The tool reads alignment data from either a SAM/BAM file or stdin and outputs trimmed alignments to stdout in SAM format by default.

### Required Arguments

- `BEDFILE`: BED file containing the amplicon primer scheme in [v3](https://doi.org/10.5281/zenodo.16366659) format. 

### Optional Arguments

#### Input/Output Options

- `--samfile`, `-s` : Sorted SAM/BAM file containing the aligned reads, if this is not provided (or '-') then 'align_trim' will read from stdin.
- `--output`, `-o` : Output file path. Format determined by extension (.sam/.bam). If not provided or '-', writes SAM to stdout

#### Processing Options

- `--normalise`, `-n` : Normalise to target depth N per amplicon using a greedy per-read algorithm. Each read is kept only if it brings the amplicon depth closer to the target.

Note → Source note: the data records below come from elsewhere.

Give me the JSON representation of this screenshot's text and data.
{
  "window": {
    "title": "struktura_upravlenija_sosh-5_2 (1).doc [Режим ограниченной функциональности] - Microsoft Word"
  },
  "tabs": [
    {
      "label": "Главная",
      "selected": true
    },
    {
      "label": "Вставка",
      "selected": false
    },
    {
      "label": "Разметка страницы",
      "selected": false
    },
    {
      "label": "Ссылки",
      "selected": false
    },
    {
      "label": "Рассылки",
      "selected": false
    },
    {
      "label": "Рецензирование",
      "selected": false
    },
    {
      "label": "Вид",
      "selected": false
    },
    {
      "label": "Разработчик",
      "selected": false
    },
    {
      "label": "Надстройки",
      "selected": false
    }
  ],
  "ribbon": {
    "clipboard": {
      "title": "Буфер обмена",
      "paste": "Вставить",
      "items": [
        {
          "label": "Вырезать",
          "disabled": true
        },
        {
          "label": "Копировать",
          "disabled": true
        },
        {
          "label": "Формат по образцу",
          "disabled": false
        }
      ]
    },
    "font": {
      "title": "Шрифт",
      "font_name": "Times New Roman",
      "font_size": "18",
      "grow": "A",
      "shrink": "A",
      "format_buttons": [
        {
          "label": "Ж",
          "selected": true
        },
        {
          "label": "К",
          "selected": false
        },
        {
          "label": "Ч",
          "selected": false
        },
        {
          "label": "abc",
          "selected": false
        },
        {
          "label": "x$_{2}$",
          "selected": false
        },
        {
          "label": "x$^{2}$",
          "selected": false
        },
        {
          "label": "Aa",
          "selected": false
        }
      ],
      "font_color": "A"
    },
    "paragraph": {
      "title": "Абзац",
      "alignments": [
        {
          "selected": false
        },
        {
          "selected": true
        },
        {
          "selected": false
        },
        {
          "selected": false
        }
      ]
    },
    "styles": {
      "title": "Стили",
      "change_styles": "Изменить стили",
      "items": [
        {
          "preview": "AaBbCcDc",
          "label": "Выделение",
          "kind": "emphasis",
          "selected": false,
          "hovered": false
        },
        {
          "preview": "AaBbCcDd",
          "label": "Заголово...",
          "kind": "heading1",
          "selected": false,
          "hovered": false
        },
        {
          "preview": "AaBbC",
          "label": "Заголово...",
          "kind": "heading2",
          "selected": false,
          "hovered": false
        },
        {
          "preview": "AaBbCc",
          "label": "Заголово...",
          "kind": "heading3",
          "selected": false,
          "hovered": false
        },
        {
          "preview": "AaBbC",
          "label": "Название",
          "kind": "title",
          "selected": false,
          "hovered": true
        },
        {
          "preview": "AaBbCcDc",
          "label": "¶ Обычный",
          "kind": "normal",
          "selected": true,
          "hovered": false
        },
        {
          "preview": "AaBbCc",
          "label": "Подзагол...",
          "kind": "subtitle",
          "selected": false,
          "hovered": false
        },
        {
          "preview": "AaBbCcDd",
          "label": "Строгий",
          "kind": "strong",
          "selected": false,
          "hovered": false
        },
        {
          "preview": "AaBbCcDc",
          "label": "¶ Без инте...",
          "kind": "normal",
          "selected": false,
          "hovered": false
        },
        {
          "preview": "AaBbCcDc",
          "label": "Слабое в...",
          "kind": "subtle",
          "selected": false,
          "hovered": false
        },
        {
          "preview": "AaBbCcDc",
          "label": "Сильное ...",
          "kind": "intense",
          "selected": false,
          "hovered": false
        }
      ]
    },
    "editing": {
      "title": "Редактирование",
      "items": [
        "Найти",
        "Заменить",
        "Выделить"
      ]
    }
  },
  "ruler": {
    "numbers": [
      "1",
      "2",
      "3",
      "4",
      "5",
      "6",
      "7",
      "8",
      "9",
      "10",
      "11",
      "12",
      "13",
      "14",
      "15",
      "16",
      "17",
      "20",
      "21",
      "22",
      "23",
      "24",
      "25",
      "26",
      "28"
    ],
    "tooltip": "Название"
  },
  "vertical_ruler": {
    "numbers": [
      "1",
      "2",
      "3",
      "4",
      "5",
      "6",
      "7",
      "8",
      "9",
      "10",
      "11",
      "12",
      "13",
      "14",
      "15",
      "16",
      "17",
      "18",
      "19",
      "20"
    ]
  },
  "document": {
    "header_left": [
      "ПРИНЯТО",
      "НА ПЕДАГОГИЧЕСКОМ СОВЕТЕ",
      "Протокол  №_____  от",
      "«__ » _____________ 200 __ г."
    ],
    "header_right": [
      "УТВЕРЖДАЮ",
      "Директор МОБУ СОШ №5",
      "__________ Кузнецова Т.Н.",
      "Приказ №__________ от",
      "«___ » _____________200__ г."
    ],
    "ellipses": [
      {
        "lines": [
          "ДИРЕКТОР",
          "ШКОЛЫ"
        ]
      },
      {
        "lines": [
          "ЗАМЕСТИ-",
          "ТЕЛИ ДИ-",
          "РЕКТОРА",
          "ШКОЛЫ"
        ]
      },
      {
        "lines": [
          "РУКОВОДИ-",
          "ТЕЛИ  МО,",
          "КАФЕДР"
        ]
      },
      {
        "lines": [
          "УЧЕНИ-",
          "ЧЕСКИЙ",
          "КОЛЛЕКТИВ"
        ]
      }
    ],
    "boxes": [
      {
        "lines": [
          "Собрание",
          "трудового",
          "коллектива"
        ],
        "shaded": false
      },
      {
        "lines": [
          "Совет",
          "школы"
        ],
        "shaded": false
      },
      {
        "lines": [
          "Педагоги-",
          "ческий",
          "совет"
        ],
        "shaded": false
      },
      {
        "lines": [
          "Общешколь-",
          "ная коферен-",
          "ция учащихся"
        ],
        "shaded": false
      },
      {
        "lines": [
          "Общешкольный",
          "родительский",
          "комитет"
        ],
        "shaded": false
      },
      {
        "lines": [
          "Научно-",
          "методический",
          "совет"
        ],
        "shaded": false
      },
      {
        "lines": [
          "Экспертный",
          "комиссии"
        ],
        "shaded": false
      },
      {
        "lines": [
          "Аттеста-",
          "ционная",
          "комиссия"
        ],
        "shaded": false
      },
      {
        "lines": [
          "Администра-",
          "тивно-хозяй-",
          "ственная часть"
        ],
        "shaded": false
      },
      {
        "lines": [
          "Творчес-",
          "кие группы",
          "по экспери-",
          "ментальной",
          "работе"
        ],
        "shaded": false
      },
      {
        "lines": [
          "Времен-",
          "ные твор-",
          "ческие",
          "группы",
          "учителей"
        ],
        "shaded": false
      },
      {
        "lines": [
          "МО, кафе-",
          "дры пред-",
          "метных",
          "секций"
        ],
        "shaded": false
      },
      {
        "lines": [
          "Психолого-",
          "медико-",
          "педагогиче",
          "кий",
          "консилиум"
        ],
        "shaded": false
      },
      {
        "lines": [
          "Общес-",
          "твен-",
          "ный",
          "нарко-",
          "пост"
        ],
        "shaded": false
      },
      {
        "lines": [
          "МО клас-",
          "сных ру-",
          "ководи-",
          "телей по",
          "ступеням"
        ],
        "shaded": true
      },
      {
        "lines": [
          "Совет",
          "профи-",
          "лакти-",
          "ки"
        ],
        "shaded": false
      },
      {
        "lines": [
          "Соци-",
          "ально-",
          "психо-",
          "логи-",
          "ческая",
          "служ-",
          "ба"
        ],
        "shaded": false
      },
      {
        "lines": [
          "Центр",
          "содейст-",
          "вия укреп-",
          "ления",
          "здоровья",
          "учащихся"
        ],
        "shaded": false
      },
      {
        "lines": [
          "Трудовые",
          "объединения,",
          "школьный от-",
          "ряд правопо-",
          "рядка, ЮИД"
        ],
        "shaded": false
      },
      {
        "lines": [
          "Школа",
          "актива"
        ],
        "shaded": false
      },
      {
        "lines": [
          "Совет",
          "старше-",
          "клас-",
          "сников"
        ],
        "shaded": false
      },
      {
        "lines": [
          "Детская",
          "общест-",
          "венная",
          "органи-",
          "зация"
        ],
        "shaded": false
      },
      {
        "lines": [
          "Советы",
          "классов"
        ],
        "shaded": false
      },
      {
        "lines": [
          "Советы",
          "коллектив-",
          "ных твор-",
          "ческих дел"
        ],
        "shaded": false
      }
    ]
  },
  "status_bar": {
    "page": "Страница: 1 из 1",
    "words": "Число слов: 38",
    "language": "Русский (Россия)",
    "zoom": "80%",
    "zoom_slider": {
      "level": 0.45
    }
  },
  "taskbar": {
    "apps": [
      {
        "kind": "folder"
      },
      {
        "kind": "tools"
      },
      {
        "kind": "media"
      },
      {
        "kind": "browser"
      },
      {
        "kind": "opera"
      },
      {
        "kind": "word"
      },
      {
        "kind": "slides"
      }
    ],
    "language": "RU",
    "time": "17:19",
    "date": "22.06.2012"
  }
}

Use 0 for no normalisation (default: 0)
- `--min-mapq`, `-m` : Minimum mapping quality to keep an aligned read (default: 20)
- `--primer-match-threshold`, `-p` : Add this many bases of padding to the 5' end of primer coordinates to allow fuzzy matching for reads with barcodes/adapters (default: 35)

#### Primer and Read Handling

- `--no-trim-primers` : Do not trim primers from reads (by default, primers are trimmed)
- `--allow-incorrect-pairs` : Allow reads to be assigned to amplicons even if primers are not correctly paired
- `--require-full-length` : Require all reads to start and stop in primer sites (do not use with rapid barcoding)

#### Output and Reporting

- `--report`, `-r` : Output detailed report TSV to specified filepath
- `--amp-depth-report`, `-a` : Output mean depth for each amplicon as TSV to specified filepath
- `--no-read-groups` : Do not divide reads into pool-based read groups in SAM/BAM output

#### General Options

- `--verbose`, `-v` : Enable debug mode with detailed logging to stderr
- `--version` : Show version information
- `--help` : Show help message

### Examples

#### Basic trimming with primer removal
```bash
align_trim primers.bed --samfile input.bam --output trimmed.bam
```

#### Normalize coverage and generate reports
```bash
align_trim primers.bed --samfile input.bam --normalise 100 \
  --report alignment_report.tsv --amp-depth-report depth_report.tsv \
  --output normalized.bam
```

#### Process from stdin with verbose output
```bash
samtools view -h input.bam | align_trim primers.bed --verbose > trimmed.sam 2> verbose.out.txt
```

#### Strict full-length read filtering
```bash
align_trim primers.bed --samfile input.bam --require-full-length \
  --min-mapq 30 --output filtered.bam
```

#### Allow mismatched primer pairs with custom threshold
```bash
align_trim primers.bed --samfile input.bam --allow-incorrect-pairs \
  --primer-match-threshold 50 --output relaxed.bam
```

### Output Formats

The tool supports multiple output formats based on file extension:
- `.sam` - SAM format (text)
- `.bam` - BAM format (binary, compressed)
- No extension or `-` - SAM format to stdout

### Report Files

When using `--report`, a tab-separated file is generated with the following columns:
- `chrom`: Reference chromosome/contig
- `QueryName`: Read name
- `ReferenceStart`/`ReferenceEnd`: Alignment coordinates
- `PrimerPair`: Primer pair assignment
- `Primer1`/`Primer2`: Individual primer information
- `CorrectlyPaired`: Boolean indicating proper primer pairing
- Additional alignment metrics

The `--amp-depth-report` generates a summary of coverage depth per amplicon.